The battle to bring the U.S. pavilion to the World Expo in Shanghai seems to just get more complicated as the days count down. According to China Daily, a Chinese-American oil industry executive called James I.C. Chiang is now planning his own vision of what the pavilion should look like:
“I have secured $100 million in loans for investing in the US pavilion project at the Shanghai World Expo, and already filed an application to the State Department for representing the US at the event,” Chiang said at his Los Angeles residence on Saturday.
Chiang said he is planning to meet Clinton next week in Washington to report on his investment proposal, and is confident he will get presidential authorization to organize the US pavilion at the Shanghai World Expo, scheduled to open on May 1, 2010.
Yep. Rather than throwing his weight behind one of the two organizations already working on the project, Chiang has decided to make himself into contestant number three. Assuming the article wasn’t a mistranslation and he’s not actually just here to help, who will he be fighting with for the title of actual U.S. pavilion organizer?
Well, there’s the “official” team headed up by Ellen Eliasoph and Nick Winslow, who incidentally just got a letter of support from Hillary Clinton themselves. This is the group that’s been trying to raise $61 million through private funding, since there’s a U.S. law doesn’t allow the government to put funds towards expos. They’ve gotten one sponsor so far (3M Corp., makers of scotch tape).
And then there’s the grassroots group of “expo veterans” who’ve said the U.S. law excuse is B.S. The only thing stopping the US pavilion from being built then is “control.” “We could move things ahead rapidly with all of the American teams and individuals working together, deploying their varied skills and connections, but the “official” team will not share,” BH&L Group said in a recent email. They added:
Contrary to press accounts, existing U.S. law controls does not prevent the State Department, with Congressional support, from funding Expo activities Nor does it prevent other federal Departments (e.g., Commerce, Energy, etc.), from dedicating resources for this purpose. The Congress can appropriate funds for Expo activities at any time.
1. According to U.S. Public Law, Title 22, Chapter 33, Section 2452b (International Expositions), Sub-Section (a), “[T]he Department of State may not obligate or expend any funds appropriated to the Department of State for a United States pavilion or other major exhibit at any international exposition or world’s fair registered by the Bureau of International Expositions in excess of amounts expressly authorized and appropriated for such purpose.

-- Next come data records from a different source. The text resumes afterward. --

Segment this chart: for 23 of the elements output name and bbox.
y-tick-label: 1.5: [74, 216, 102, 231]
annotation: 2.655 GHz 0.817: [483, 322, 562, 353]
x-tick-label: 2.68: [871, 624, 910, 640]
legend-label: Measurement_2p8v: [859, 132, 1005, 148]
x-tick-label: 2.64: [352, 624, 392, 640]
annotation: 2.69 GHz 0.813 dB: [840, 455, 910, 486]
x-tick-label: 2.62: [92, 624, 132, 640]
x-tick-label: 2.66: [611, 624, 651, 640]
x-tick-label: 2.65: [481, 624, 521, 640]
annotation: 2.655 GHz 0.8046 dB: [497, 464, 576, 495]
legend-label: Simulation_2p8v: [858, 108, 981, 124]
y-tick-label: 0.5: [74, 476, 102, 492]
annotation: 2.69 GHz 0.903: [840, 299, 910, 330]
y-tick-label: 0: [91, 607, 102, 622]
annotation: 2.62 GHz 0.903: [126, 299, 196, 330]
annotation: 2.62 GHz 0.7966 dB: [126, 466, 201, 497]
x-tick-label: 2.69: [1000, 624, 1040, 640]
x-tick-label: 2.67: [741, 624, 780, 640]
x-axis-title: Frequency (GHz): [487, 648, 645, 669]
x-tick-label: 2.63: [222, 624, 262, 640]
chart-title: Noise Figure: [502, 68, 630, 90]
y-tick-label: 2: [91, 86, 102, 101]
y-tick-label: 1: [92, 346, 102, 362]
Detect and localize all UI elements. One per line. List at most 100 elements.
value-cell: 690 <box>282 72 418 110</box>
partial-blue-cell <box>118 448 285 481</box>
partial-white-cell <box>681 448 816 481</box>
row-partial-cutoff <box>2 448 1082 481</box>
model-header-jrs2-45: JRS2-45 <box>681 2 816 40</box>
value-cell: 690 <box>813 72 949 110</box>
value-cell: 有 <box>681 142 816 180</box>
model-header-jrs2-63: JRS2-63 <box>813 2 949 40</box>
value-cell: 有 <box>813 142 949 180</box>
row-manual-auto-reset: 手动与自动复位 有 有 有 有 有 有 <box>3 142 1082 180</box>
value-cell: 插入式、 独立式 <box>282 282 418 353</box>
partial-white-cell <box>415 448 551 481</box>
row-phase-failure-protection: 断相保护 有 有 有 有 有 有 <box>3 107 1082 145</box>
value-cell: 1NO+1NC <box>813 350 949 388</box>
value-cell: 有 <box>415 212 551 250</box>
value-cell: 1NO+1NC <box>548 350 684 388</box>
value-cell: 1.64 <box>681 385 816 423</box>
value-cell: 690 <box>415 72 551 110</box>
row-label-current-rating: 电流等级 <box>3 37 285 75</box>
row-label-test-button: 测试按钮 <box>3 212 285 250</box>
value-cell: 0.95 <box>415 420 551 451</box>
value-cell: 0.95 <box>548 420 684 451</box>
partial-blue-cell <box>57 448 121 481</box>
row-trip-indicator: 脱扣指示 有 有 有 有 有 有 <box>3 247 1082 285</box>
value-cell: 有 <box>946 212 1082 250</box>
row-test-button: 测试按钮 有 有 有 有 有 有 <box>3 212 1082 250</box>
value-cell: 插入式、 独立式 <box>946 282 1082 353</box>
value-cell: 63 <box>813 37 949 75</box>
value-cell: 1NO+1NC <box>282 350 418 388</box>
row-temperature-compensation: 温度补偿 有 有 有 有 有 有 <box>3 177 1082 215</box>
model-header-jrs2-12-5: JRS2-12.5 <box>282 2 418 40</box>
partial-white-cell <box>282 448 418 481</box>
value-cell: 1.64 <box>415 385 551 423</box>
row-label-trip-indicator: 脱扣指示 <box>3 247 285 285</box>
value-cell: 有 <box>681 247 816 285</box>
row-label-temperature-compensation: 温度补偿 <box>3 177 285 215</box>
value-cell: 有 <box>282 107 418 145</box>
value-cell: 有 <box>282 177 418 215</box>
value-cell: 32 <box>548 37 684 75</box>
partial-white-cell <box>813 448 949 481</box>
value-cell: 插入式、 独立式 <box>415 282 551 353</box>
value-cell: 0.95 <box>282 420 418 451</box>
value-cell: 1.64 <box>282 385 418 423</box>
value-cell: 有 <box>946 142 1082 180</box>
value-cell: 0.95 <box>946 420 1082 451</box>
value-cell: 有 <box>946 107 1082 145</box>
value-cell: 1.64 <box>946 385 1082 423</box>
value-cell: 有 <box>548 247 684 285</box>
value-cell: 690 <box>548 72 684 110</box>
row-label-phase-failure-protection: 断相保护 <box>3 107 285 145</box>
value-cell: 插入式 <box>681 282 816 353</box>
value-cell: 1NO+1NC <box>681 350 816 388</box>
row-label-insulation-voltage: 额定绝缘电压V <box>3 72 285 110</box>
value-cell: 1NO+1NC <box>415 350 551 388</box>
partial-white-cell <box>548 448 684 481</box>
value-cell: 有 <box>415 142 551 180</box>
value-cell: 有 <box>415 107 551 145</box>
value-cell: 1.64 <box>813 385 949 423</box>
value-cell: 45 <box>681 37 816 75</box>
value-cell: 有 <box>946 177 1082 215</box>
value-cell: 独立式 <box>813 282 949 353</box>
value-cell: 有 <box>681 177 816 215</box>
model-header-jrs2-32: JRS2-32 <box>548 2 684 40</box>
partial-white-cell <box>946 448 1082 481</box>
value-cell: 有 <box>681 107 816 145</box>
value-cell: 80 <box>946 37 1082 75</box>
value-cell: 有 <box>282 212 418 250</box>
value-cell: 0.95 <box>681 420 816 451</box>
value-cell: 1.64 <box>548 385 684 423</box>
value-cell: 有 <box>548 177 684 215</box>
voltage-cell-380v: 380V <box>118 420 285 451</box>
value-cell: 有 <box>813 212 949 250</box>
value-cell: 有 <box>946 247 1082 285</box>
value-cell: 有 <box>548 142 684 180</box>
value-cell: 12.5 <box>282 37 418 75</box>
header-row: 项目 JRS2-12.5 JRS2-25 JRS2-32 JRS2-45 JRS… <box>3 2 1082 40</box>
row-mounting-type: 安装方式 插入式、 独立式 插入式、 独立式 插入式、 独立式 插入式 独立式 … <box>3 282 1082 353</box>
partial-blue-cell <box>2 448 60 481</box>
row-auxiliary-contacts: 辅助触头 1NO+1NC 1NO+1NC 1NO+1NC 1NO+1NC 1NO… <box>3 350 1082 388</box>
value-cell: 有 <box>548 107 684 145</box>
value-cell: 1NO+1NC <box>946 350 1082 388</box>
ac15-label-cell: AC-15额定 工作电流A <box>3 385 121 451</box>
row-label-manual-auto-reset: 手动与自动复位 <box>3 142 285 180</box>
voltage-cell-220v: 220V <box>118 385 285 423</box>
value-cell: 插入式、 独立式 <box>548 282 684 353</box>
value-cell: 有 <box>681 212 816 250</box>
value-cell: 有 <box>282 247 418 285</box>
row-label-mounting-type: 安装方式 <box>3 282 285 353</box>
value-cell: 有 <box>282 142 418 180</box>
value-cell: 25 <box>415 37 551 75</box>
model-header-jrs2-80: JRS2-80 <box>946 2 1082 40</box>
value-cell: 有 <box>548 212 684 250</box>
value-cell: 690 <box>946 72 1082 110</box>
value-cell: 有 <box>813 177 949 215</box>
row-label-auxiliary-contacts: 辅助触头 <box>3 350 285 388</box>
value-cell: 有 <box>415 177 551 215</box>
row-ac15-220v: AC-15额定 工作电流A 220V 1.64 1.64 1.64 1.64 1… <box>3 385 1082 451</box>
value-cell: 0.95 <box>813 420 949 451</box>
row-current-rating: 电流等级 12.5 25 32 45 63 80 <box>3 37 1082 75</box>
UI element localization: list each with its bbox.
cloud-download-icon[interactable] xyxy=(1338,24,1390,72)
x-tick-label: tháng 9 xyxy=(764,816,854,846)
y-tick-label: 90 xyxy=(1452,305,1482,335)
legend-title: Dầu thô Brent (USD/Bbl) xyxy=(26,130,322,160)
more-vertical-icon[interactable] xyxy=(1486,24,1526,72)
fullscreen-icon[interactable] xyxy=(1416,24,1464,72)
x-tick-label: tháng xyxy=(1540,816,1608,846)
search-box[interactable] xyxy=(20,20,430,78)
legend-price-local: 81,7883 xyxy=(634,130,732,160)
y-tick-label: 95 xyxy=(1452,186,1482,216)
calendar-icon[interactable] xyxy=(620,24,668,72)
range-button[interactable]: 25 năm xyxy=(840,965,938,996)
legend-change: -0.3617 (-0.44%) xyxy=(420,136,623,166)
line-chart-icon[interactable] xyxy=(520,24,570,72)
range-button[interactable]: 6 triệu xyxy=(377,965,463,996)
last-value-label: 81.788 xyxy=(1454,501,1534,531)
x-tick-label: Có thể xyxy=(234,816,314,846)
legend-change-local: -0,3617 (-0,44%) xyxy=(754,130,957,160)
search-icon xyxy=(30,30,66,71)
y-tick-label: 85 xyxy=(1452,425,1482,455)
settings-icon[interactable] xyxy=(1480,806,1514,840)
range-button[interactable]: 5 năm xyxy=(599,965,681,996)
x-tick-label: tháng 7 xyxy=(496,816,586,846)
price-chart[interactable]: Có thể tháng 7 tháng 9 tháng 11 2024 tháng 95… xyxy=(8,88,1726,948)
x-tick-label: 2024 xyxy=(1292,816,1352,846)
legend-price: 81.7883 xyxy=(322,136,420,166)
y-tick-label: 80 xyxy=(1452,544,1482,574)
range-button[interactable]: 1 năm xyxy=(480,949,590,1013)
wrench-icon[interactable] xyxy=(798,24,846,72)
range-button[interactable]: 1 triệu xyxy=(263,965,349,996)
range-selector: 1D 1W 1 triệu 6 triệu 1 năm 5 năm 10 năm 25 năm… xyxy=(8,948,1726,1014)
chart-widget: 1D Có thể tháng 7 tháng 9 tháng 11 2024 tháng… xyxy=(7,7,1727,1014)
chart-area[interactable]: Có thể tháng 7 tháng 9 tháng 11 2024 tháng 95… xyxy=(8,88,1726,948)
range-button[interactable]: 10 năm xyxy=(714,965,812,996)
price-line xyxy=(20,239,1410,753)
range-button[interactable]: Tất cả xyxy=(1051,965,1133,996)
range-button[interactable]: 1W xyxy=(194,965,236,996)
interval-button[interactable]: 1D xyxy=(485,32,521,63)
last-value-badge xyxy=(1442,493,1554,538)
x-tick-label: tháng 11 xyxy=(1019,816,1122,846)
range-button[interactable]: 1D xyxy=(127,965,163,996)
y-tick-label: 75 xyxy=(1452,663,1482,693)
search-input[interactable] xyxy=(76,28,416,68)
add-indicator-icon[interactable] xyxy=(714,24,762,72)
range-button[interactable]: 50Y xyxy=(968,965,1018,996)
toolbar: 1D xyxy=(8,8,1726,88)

Meaning: The State Department can expend funds appropriated for Expo activities.
2. Sub-Section (c) states that, “No funds made available to the Department of State by any Federal agency to be used for a United States pavilion or other major exhibit at any international exposition or world’s fair registered by the Bureau of International Expositions may be obligated or expended unless the appropriate congressional committees are notified not less than 15 days prior to such obligation or expenditure.”
Meaning: To spend funds provided to the State Department by another agency, Congressional committees must be notified. No further action is required.
3. Furthermore, in U.S. Public Law, Title 22, Chapter 40, Section 2803 (Federal Participation), Sub-Section (c) [Authorization of Appropriations for Federal Pavilion], the Federal Government is permitted to participate in an international exposition with “the enactment of a specific authorization of appropriations” by Congress based on “a plan prepared by the Secretary of Commerce in cooperation with other interested departments and agencies of the Federal Government for Federal participation in the exposition.”
Conclusion: The contention, often heard and read, that the US Government may not fund Expo activities is unfounded.
We don’t have much of an opinion either way of why or how a U.S. pavilion should be built, but we’re surprised it’s turned into such a weird quagmire of competing and conflicting interests (we thought all the twists and turns would be saved for Cirque Du Soleil’s performance at the Canadian pavilion).
We’re also surprised that anyone would want to throw their lot in so late in the game. Especially someone so random and mysterious. Besides an interview of him from 2006 on Shanghai’s official World Expo site, he’s virtually ungoogleable. His company, Grynberg Petroleum Co., has a similar lack of web presence – and if there’s one thing we don’t trust, it’s ungoogleable people and their unprofessional websites.
Perhaps what we should have started this whole thing off asking: Who the hell James I.C. Chiang anyway?